One of the principal objections to the scheme is that it provides private corporations, with the means to pay their employees a fair wage, with free labour. Effectively, the government directly subsidises participating businesses and charities thousands of pounds worth of labour hours.
When the participating companies are corporate behemoths like Tescos, which recorded profits of £1.9 BILLION (http://www.bbc.co.uk/news/business-15178825), this can never be justified.
It is a truth self-evident in a modern capitalist society that individuals will be paid a fair wage for their labour, and that it is the employer’s responsibility to provide that wage. Allowing companies to circumvent this responsibility, and simply ‘top up’ the JSA paid to workfare participants to the NMW is morally and economically wrong.
Let’s say a participant in workfare is working 30 hours a week. When ‘paid’ their JSA, this equates to £1.78 per hour for 18-24 year olds, and £2.25 for those aged 25+
If companies then topped this up to the minimum wage, they would still make a saving on their labour costs of 1/3.
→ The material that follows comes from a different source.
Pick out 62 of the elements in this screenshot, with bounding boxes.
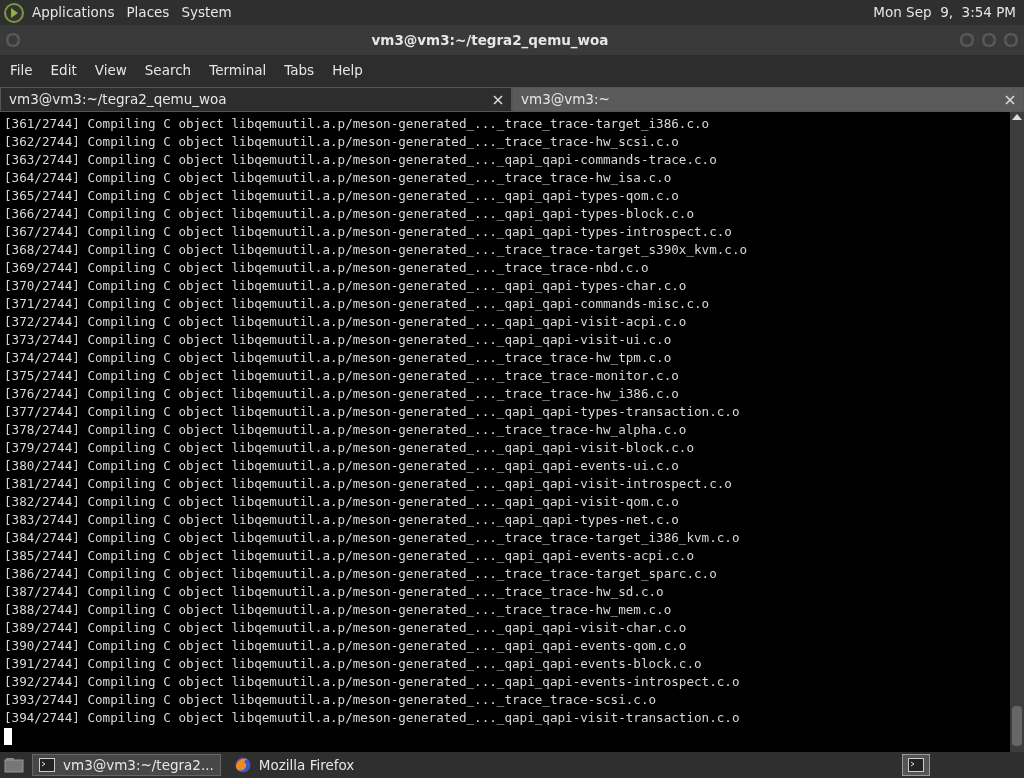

This would massively incentivise companies to seek unemployed people to work within the scheme, as they stand to profit greatly thanks to the government subsidy of a third of their wage liabilities. Legions of JSA claimants seeking fully-paid work will be corralled into the scheme, with no job security, no benefit security, in the full knowledge that their employer is actively benefiting from their subsidised labour.
I’ve not even begun to list my objections to workfare on the grounds that JSA is paid to those actively seeking work, who will find this activity much more difficult when coerced into a work programme for 30 hours a week.
Neither have I included the fact that job seekers’ agreements should be individually tailored, and already include the requirement for claimants to enter work experience after 13 weeks ‘signed on’.
I leave it to more eloquent writers and truly progressive-minded thinkers to continue the denouncement of workfare on this forum.